One of those components, which provides a secondary dash of dairy, could be called the “secret sauce” — yogurt.
“It made it a little creamier, and yogurt has that tart kind of a bite,” Juliana says. “It plays very nicely.”
Katelyn also helps with the Alfredo sauce. “We put a lot of work into it and practice and tasting, making sure it’s real smooth,’’ she says. “And, we have a lot of back-up plans, in case it’s not perfect.”
Lindsey’s job is the lemon ricotta filling, which she says she makes with ricotta cheese (still more dairy), zested lemon, salt and black pepper.
“We mix it all up and put it (on the noodles) and roll it all up,” she says.
Madison is responsible for the roasted pepper sun-dried tomato, which is blended with pesto, baby spinach, parsley and olive oil before being incorporated into the lasagna noodles.
“It’s very delicious,” says Madison, who is dubbed the “Pesto Queen” by her teacher.
Lindsey and Madison both say that since joining the Gridiron Challenge team, they have taken a greater interest in cooking and now make more dishes around their homes.
“I really enjoy doing the cooking,” Lindsey says. “But, I think it all started with this competition.”
The team has been practicing for three months now, sometimes at home, other times at school, where they push three desks together and set up their stations.
Moscarelli, a STEM (Science, Technology, Engineering & Math) teacher who has all four girls in two separate math and science classes at Quail Hollow, says she has enjoyed watching them work together in preparation for the upcoming competition, not to mention all the taste-testing she has been able to indulge in.
“It’s nice to see them use their critical thinking skills, communication skills and teamwork in everyday life,” she says. “And, the recipe is delicious.”
The girls are all friends and have each brought their own special talents to the cooking table — with a mix of brainstorming and experimentation.
“They started to talk about it at lunch,” Moscarelli says, “and they would say, ‘Ooh, what if we added this to the recipe?,’ and then would go home and try different things and alter the ingredients.

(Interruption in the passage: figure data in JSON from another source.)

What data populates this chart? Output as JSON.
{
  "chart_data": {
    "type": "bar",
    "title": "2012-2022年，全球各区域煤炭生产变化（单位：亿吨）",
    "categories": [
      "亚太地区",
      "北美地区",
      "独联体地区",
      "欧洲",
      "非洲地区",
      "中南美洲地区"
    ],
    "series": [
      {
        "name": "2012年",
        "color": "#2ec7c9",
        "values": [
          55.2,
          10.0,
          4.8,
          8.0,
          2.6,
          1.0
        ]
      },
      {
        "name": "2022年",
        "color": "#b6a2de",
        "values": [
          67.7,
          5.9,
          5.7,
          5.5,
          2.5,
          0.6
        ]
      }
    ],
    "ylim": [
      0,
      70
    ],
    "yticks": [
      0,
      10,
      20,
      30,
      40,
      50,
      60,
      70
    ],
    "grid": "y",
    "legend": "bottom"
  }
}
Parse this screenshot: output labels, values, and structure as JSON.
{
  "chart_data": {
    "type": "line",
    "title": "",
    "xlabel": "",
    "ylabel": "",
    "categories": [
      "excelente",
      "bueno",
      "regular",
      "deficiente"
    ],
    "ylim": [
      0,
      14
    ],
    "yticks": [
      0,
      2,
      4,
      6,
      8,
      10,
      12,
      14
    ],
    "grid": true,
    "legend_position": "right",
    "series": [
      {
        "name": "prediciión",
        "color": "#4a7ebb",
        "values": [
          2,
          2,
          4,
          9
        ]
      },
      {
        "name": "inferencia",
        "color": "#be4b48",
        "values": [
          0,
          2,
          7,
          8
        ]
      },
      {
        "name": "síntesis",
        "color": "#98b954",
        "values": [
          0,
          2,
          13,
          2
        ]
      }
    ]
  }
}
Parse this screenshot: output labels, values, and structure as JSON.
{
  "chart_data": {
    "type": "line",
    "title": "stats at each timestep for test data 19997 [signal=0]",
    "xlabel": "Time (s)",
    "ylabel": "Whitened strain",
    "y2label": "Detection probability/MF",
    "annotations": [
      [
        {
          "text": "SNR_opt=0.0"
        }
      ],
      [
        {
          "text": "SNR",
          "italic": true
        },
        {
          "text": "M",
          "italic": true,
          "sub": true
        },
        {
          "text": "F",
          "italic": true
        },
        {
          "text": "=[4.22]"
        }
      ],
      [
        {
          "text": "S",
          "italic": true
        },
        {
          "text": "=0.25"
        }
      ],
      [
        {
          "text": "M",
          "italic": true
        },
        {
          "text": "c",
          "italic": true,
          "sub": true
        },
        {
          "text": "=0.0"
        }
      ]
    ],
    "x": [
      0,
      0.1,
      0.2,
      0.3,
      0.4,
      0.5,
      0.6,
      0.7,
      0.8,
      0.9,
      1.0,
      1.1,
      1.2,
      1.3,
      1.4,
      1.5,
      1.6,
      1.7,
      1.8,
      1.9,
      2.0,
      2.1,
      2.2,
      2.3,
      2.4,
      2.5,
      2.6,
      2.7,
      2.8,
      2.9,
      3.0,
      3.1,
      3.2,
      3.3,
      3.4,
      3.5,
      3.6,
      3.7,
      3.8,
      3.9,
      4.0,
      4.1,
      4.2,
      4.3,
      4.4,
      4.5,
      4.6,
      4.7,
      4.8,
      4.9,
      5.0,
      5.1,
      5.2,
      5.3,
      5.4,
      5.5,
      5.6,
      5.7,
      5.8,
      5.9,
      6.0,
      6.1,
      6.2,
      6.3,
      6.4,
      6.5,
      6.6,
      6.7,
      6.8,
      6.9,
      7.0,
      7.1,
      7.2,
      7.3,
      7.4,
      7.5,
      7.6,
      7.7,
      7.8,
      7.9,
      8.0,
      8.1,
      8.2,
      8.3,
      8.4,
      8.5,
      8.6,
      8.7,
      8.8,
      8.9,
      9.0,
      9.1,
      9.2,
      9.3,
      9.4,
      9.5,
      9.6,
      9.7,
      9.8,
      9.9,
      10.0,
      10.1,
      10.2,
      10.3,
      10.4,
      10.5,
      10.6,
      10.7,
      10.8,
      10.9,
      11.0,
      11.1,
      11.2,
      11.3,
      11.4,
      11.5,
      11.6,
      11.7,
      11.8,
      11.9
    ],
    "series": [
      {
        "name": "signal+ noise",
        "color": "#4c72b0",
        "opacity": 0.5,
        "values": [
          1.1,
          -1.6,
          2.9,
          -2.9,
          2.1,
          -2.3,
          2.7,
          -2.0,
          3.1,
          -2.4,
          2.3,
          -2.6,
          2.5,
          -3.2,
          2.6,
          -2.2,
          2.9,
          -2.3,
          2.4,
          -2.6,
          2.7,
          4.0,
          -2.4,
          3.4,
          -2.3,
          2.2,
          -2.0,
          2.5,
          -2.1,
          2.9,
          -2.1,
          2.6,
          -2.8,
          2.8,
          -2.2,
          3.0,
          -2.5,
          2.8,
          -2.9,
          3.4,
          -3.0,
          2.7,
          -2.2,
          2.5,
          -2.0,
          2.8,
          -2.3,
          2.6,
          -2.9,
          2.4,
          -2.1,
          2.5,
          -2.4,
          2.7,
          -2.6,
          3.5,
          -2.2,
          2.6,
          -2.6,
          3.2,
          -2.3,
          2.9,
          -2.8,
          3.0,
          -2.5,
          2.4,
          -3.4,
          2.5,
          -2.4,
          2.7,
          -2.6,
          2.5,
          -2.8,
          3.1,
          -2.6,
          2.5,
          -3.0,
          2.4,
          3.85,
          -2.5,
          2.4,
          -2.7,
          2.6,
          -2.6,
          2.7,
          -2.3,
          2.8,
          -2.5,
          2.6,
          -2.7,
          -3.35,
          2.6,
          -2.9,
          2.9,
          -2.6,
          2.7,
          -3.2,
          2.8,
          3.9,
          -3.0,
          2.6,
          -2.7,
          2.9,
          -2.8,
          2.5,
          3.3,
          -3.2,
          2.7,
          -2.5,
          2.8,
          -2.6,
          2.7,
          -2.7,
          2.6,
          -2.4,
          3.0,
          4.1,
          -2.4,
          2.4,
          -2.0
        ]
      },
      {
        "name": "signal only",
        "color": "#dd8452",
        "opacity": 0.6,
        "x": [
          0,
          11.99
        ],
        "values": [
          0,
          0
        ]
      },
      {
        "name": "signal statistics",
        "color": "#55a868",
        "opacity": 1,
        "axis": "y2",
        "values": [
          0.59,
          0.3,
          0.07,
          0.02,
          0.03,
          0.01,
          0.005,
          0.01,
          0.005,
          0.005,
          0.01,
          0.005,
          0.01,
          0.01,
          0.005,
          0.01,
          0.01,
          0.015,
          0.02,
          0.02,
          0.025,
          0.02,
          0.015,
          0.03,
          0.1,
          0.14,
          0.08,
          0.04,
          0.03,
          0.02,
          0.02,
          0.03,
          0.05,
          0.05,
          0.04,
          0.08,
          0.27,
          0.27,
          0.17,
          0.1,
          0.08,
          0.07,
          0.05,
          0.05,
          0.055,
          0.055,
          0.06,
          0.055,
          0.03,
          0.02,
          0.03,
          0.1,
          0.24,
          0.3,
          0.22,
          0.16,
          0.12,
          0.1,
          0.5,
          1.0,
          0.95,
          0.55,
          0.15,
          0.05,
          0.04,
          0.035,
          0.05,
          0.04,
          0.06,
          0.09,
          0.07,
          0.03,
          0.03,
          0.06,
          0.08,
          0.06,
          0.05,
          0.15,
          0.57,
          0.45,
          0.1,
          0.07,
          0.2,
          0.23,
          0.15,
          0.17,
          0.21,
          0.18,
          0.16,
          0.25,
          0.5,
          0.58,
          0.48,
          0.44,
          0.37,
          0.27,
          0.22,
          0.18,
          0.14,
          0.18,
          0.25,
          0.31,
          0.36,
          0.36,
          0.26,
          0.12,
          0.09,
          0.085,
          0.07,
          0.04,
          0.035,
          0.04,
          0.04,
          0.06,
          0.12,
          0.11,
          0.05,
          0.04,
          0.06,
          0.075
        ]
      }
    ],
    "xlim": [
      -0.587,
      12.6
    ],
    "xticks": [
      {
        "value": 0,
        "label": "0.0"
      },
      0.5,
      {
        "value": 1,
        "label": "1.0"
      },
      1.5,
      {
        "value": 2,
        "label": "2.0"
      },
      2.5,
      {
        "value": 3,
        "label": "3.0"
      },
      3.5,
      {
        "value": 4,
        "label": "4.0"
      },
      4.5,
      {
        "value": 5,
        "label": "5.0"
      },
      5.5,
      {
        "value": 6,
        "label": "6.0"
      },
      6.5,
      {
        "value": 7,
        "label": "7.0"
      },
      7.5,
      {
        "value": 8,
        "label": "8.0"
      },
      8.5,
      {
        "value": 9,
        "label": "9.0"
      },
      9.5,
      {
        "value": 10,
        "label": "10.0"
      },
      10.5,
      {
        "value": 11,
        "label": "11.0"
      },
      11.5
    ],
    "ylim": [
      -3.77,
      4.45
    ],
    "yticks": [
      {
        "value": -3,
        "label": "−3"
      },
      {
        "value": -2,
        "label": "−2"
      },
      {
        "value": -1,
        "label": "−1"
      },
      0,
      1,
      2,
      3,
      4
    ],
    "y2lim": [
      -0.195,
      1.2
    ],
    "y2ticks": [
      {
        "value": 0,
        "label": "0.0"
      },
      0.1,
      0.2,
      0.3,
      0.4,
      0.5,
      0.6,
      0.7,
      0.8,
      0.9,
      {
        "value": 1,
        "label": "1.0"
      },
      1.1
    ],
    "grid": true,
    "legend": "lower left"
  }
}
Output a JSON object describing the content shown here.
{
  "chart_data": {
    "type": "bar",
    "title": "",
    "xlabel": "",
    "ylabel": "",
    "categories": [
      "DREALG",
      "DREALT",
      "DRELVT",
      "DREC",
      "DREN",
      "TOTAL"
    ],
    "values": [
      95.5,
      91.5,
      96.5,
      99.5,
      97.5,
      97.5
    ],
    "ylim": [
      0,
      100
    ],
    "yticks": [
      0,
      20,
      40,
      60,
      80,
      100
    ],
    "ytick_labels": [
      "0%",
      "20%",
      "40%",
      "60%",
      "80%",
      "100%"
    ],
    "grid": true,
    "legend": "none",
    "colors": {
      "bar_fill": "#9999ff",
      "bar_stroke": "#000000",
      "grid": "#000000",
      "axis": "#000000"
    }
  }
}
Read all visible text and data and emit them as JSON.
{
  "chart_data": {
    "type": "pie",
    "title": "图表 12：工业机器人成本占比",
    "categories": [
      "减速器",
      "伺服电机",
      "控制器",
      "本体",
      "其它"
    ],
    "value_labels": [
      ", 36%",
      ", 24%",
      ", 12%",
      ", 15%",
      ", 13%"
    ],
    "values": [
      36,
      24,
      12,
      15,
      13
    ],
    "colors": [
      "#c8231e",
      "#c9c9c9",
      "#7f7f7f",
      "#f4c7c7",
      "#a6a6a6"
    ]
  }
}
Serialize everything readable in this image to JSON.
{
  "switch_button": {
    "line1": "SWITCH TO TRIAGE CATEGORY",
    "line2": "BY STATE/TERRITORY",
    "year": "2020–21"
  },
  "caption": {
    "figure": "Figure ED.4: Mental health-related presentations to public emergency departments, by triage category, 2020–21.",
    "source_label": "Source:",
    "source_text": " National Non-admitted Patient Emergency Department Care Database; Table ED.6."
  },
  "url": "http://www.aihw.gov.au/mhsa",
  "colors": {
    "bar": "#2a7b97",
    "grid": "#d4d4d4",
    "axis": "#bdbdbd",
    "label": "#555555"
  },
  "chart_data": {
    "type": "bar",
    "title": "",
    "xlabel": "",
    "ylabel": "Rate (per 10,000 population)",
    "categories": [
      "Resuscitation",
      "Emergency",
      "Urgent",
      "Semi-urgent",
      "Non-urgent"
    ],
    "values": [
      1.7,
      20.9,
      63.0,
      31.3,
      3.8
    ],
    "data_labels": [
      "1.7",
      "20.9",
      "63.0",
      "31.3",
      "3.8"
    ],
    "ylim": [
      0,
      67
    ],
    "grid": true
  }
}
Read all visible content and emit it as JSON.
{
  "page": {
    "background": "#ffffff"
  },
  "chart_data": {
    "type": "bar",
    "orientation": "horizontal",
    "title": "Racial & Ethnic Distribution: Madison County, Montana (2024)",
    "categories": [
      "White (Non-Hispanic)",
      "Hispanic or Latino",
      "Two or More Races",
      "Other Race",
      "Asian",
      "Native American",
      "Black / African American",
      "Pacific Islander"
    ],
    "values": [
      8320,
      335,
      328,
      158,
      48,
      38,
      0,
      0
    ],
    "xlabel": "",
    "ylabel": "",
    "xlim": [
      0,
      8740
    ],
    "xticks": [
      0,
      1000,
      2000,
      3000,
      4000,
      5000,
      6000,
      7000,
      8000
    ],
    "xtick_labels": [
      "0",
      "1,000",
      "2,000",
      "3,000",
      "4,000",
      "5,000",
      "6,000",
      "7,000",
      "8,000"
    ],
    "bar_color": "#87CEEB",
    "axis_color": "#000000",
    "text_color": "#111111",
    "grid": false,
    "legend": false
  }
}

They all jumped right in.”
The recipe is finalized, and the team is now working on the little things, like plating and timing. They will have to plate and present four dishes for the judges, and also are responsible for producing 50 samples for the audience.
The girls are confident they will do well and deliver a hit at the Gridiron Challenge. The delicious kind.
“We have been working hard,” Madison said. “It will be good.”